Liverpool legend Jamie Carragher said yesterday that it was “madness” from the Egypt coaching staff to allow their “best penalty taker” to take the fifth spot-kick.

And Murphy agrees with Carragher but he also reckons it was Salah’s decision and that his “ego” probably took over.

“I think ego takes over when you want to take the fifth,” Murphy told talkSPORT. “Instead of thinking, ‘what is best for the team?’

“I don’t think you should ever take the fifth. I remember what Carra is talking about when Ronaldo missed out.”

Murphy added: “I’ve heard people come on the show, who have written books about taking penalties and have done podcasts on taking penalties.

“None of them have taken penalties in big games and understood it.

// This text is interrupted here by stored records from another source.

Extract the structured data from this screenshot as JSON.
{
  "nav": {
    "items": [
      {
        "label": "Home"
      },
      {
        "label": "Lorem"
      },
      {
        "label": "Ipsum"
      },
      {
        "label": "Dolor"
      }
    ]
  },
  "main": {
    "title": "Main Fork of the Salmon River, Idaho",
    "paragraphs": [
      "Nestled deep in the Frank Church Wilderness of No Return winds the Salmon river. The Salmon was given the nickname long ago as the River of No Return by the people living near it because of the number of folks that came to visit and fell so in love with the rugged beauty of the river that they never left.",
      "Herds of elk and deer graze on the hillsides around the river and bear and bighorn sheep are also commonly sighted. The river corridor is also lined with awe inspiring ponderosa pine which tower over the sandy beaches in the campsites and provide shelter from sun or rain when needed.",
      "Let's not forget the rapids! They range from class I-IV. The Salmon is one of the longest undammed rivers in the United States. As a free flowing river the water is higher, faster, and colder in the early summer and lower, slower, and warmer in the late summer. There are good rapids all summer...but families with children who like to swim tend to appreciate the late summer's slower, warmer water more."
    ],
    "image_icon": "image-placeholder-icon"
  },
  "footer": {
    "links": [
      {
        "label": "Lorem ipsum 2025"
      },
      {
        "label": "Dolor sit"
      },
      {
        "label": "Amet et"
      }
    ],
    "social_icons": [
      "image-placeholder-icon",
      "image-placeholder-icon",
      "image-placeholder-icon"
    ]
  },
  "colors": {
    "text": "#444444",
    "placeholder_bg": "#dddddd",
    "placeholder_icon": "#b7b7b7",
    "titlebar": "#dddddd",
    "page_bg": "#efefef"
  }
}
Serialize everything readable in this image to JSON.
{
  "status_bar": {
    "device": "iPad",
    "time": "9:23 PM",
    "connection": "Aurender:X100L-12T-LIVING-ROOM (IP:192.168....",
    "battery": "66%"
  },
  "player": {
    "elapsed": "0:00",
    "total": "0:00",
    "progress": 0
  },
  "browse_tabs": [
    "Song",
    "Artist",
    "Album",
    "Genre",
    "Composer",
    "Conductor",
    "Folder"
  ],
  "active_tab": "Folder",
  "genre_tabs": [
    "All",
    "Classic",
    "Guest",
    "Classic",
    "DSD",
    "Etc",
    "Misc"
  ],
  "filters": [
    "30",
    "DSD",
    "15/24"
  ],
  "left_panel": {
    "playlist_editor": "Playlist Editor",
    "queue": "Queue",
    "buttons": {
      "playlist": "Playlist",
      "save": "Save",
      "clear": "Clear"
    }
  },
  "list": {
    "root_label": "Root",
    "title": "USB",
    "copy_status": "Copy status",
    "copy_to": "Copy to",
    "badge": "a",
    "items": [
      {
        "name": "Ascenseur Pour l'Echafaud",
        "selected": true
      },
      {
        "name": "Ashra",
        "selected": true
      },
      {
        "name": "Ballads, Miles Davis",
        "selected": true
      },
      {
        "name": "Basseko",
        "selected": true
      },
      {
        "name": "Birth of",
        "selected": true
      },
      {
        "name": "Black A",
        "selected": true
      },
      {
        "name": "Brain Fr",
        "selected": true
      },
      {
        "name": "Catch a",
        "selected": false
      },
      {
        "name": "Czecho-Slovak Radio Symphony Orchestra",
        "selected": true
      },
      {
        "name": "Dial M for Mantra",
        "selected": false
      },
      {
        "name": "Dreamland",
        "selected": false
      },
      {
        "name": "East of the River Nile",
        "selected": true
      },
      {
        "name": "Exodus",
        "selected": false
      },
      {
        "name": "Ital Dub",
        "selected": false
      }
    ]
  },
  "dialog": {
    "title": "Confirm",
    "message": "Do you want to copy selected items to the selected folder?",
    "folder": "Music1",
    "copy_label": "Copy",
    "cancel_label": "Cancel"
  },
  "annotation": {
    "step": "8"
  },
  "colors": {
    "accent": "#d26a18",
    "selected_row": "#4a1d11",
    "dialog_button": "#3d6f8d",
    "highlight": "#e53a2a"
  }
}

Practice doesn’t make perfect, practice makes permanence so if you’re practicing the right thing that’s fine.

“But you can’t recreate pressure, it is impossible and you can’t recreate what the keeper is going to do.

“So did you notice in the final last night, one keeper stayed big and strong and central and then he went? [Edouard] Mendy went up and down the line, which is a difficult one.

“So this thing about there being a perfect way or a perfect preparation, you can cover certain aspects but there are some you can’t.

“Ultimately, I think if you go up to take a penalty in a positive frame of mind and you are not worried about repercussions…

“Your best penalty taker shouldn’t be fifth – that I do agree on. So many times you don’t get a fifth penalty.”